Directors and company officers owe obligations to shareholders, but can the same be required of inter-shareholder relations? If it is true that shares are private property, then in principle at least, shareholders should be free to alienate their shares as they see fit. Similarly, if a shareholder wishes to acquire more shares, then, again in principle, he should be free to contract as he pleases to buy them.

Those who disagree with this argument should prove there are obligations that properly exist between shareholders that require a decision by one shareholder to be subject to the interests of all other shareholders. That all shareholders have a say over the company they have jointly invested in is not identical with the question of whether all shareholders should have influence over the actions of some shareholders.

Self-interest and common interest need to be reconciled in a just manner where common endeavour is involved. Usually argument about the correct form of such reconciliation is terminated at the practical level by legislation, but the law is not the same thing as morality.

While some have been quick to hail the government's takeover legislation as the answer to a jilted maiden's prayers, it should not be forgotten that the new law is a product of a socialist administration ideologically committed to the Marxist principle that collective rights supervene on individual rights, especially where property is concerned.

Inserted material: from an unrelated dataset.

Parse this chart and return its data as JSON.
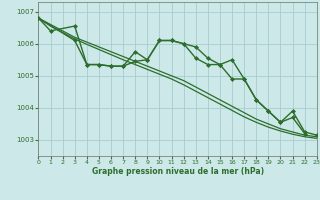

For the Labour-Alliance regime, social justice in the form of redistributive takeover rules is business as usual. But for the rest of us, there are still some matters to be addressed.

Never mind that Australia has rules similar to those proposed for New Zealand. That is just a red herring.

The moral concerns, which will not go away regardless of the legal position, have to do with whether buyers should be treated differently from sellers in law, and larger shareholders differently from smaller shareholders.

Self-interested outrage by some Lion and Montana shareholders should not obscure the ethical dimension of the debate, which is about individual rights against collective rights.